Trabalhando em uma Start-up na Faria Lima

Trabalhei por alguns anos em uma empresa na região da Faria Lima com a JK, onde ocupávamos dois andares, um deles sendo uma cobertura. Essa empresa era uma típica start-up que se dedicava à venda de “Projetos de Transformação Digital”. O curioso é que, apesar do bom marketing e das promessas mirabolantes, a empresa nunca foi lucrativa. Na verdade, para manter as operações, dependíamos exclusivamente de investidores – geralmente pessoas físicas muito ricas.

O CFO, que era um dos sócios da empresa, era encarregado de atrair investimentos através da sua “network”, como ele gostava de chamar. Basicamente, ele frequentava baladas e festas luxuosas, como as de Jurerê Internacional, onde conhecia e abordava pessoas influentes para investir no negócio. Esses investidores também se tornavam fonte de clientes, indicando diretores de grandes empresas que buscavam nossa expertise em transformação digital.

Os clientes que chegavam até nós eram, na maioria das vezes, conexões pessoais dos investidores ou mesmo do CEO. Eles eram diretores de empresas renomadas, muitas vezes escolhidos por critérios que iam desde laços sociais até contatos em clubes exclusivos ou eventos de prestígio.

O CEO da empresa, por sua vez, era um mestre em vender sonhos. Em suas reuniões, ele prometia projetos inovadores e milionários para esses diretores, explorando a vaidade e ambição da “classe média executiva tech”. Todos queriam se destacar na carreira, aparecer em fotos de revista e participar de podcasts, e ele sabia explorar muito bem esses desejos.

Os sócios, ou melhor, os “founders”, como gostavam de se autodenominar, eram personagens marcantes por seus estilos únicos. O CFO podia ser encontrado sempre com uma camiseta preta desbotada, jeans e tênis All Star, mantendo o visual clássico de “jovem empreendedor de start-up”. Já o CEO, realizava reuniões semanais para pregar os valores da empresa, uma mistura bizarra de Platão com Steve Jobs, sempre destacando temas como confiança, ética e coragem, enquanto compartilhava os “grandes planos” da empresa.

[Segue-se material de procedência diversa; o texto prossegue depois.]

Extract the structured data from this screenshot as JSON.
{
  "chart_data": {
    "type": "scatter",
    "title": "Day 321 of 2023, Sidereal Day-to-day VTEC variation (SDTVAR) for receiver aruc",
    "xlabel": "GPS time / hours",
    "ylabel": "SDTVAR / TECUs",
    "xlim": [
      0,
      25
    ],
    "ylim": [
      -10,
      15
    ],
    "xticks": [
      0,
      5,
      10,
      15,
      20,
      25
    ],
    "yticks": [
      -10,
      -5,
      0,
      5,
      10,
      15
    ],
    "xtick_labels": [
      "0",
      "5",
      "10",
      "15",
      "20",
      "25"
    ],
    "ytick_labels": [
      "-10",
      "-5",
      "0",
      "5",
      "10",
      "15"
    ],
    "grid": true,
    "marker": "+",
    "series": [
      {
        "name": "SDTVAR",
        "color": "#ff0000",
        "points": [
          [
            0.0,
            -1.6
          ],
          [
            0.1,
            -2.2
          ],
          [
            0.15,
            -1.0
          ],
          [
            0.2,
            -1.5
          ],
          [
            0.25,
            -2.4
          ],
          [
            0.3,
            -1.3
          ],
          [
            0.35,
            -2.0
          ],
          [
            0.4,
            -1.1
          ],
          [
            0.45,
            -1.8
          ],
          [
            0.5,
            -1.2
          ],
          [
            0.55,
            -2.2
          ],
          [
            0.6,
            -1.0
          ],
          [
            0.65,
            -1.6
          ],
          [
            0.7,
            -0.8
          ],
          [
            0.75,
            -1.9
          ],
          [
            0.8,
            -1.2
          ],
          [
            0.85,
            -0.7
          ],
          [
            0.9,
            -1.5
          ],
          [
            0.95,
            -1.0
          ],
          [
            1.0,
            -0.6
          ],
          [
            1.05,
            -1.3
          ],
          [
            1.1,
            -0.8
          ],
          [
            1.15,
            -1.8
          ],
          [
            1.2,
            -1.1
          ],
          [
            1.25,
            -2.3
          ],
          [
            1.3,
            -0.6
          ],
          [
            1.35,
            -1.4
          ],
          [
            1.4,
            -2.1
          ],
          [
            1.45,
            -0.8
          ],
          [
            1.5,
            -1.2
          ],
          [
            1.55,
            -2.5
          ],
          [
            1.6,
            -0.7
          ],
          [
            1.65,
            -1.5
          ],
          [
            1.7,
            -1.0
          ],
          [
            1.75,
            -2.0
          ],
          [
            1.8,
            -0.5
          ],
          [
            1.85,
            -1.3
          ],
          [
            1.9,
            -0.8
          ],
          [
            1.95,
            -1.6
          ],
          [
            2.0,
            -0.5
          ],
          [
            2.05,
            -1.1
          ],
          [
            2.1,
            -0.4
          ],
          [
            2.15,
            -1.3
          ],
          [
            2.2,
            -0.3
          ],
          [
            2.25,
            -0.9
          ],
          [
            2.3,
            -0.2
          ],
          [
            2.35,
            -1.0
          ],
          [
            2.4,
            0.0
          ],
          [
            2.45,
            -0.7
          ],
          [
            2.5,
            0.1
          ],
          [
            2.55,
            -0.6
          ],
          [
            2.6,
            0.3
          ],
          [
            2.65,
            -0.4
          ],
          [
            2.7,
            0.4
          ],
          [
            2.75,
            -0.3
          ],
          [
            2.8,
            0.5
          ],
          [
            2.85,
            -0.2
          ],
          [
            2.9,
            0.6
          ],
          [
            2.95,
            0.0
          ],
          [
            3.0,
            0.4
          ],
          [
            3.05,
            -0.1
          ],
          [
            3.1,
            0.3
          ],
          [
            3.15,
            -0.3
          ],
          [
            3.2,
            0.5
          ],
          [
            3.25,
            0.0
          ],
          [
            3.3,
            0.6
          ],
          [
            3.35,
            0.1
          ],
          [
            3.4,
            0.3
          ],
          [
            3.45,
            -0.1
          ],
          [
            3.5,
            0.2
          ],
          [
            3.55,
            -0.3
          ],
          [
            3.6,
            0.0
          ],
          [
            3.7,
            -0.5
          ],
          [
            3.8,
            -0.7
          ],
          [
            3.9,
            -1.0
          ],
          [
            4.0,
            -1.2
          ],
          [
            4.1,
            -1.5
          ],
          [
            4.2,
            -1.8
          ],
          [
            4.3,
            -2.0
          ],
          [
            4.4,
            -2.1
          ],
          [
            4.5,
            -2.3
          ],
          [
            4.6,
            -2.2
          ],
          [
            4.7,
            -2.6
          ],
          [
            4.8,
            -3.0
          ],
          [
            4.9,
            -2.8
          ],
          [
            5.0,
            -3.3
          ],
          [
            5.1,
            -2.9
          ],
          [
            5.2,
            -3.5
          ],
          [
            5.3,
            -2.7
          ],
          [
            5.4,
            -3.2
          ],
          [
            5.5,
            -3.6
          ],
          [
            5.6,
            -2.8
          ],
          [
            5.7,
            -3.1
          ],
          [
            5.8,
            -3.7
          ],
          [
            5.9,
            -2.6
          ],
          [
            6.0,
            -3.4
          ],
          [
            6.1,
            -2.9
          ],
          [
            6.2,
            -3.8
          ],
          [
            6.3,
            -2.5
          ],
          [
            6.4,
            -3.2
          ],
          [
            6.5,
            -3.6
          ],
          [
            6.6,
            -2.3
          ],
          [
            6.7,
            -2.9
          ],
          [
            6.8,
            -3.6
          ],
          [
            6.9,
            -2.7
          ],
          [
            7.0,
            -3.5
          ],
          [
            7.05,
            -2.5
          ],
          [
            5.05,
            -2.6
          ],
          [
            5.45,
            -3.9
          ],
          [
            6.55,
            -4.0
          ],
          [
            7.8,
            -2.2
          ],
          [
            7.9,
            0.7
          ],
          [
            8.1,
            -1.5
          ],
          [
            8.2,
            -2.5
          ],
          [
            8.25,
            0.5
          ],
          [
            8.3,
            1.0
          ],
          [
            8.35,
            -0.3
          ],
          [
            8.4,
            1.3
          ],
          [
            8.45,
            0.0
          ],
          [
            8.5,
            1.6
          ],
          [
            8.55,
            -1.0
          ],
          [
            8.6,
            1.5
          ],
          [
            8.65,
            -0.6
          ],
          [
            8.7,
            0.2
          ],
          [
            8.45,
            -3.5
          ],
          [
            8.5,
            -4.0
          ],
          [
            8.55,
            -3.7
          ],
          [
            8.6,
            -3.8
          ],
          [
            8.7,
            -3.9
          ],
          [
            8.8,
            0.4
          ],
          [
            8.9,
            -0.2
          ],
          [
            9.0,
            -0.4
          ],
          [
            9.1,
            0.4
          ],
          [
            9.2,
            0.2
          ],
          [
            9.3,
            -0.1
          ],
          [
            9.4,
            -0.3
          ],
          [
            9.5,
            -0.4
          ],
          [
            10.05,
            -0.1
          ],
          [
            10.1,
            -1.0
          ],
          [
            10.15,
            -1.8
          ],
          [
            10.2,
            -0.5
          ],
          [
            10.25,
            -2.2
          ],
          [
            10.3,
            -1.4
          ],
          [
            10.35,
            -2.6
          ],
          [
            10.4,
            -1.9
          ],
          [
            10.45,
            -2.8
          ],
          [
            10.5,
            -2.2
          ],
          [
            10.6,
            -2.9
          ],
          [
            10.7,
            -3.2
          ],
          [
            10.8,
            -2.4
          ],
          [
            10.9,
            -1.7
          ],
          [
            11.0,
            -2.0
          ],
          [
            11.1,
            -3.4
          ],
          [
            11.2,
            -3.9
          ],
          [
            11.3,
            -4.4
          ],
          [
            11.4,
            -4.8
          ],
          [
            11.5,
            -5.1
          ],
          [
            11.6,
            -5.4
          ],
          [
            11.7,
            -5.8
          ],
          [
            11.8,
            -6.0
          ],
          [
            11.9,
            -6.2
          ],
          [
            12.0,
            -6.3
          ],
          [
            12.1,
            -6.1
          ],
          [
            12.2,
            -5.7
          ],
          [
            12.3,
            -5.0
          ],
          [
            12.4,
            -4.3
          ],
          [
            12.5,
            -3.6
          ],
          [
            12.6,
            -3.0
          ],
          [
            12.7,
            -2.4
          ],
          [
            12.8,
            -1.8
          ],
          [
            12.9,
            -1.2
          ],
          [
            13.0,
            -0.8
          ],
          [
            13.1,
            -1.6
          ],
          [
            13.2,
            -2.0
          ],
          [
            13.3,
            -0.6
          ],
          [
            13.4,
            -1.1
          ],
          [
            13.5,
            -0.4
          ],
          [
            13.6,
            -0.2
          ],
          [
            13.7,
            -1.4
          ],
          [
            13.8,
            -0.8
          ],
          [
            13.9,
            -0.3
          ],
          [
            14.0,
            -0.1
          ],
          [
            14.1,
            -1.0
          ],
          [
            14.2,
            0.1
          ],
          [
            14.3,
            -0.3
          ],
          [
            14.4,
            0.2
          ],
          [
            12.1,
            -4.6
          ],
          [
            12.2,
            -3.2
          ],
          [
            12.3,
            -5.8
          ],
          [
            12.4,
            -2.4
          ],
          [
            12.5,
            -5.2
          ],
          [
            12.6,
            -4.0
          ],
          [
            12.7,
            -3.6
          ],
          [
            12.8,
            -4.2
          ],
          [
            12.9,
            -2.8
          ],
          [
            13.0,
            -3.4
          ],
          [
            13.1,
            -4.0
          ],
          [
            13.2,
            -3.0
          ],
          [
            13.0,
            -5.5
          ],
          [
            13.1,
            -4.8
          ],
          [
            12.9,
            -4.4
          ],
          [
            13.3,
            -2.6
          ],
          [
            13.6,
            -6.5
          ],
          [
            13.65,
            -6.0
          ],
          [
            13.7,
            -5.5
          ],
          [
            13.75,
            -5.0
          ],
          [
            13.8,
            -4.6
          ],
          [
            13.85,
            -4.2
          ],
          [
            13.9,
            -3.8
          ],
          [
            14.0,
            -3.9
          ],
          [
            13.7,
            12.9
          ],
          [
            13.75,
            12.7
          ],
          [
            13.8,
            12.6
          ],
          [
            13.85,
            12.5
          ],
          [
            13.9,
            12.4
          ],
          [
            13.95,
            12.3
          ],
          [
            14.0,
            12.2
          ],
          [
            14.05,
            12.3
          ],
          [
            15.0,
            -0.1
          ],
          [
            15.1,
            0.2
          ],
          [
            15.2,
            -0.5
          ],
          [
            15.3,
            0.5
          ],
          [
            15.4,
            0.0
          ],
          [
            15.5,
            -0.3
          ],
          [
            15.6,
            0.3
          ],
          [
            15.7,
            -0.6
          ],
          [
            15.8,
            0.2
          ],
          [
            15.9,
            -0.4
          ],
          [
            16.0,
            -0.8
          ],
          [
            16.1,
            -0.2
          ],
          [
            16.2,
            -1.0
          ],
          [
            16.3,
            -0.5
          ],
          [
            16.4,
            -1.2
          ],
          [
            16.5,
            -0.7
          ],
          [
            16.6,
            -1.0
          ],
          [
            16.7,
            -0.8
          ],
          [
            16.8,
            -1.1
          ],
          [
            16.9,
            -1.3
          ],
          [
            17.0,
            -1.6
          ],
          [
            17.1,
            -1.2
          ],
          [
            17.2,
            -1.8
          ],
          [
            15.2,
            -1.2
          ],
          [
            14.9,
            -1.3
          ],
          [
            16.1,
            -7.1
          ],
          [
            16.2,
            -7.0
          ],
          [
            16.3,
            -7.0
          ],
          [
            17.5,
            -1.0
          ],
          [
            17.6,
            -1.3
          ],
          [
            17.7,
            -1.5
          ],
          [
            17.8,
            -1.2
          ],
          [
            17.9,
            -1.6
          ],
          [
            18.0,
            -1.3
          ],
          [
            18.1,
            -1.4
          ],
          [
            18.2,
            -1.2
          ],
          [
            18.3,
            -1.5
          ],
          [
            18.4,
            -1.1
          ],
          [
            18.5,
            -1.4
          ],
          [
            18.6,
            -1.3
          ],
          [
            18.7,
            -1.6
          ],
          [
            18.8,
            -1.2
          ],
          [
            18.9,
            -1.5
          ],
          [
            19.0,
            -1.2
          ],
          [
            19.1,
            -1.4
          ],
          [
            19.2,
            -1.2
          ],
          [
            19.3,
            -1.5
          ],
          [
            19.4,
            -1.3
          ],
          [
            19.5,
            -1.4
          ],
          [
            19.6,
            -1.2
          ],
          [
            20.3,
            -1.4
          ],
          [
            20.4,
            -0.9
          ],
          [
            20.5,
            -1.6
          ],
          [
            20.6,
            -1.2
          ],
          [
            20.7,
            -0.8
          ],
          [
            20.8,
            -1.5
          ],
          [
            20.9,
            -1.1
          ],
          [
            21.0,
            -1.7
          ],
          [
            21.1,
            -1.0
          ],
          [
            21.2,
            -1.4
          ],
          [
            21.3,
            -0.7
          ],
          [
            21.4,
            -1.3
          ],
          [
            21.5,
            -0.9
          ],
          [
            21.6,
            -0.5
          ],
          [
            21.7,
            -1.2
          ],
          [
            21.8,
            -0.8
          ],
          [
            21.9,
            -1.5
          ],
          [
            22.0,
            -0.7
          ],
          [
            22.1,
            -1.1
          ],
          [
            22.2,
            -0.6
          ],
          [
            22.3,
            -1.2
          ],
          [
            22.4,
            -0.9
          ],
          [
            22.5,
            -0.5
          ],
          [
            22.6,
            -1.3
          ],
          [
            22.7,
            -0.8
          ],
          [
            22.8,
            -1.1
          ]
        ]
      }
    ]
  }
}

Todos os funcionários eram contratados como pessoa jurídica, recebendo salários irrisórios sob promessas de bônus e futuras promoções. Era comum ouvir falar em “heads” de departamentos ocupados por jovens inexperientes de vinte e poucos anos.

A empresa, no entanto, vivia à beira do precipício financeiro. Os investimentos e os projetos vendidos não eram suficientes para cobrir os custos básicos. O escritório moderno e bem localizado na Faria Lima era mais uma peça de marketing do que uma necessidade operacional real.

Com o tempo, muitos perceberam a verdade por trás da fachada. Os investidores, cansados de financiar um poço sem fundo, desistiam, aceitando suas perdas. Os clientes viam seus projetos naufragarem, enquanto os funcionários, alguns processando a empresa por falta de pagamento, se viam sem opção senão buscar novos rumos.

Em 2022, com mudanças no mercado e o aumento das taxas de juros, a empresa não conseguiu mais se sustentar. Os investidores desapareceram, os clientes partiram e muitos funcionários foram demitidos. Os que restaram trabalham em casa, tentando manter os últimos contratos vivos.

Os donos, por sua vez, desapareceram com parte do dinheiro, segundo denúncias, enquanto buscam uma nova oportunidade de negócio. Agora, bradam sobre inteligência artificial, tentando atrair novos investidores para sua próxima empreitada.

No meu caso, encaro tudo isso com humor. Afinal, como dizem, é melhor rir para não chorar. A experiência foi única e certamente deixou suas marcas.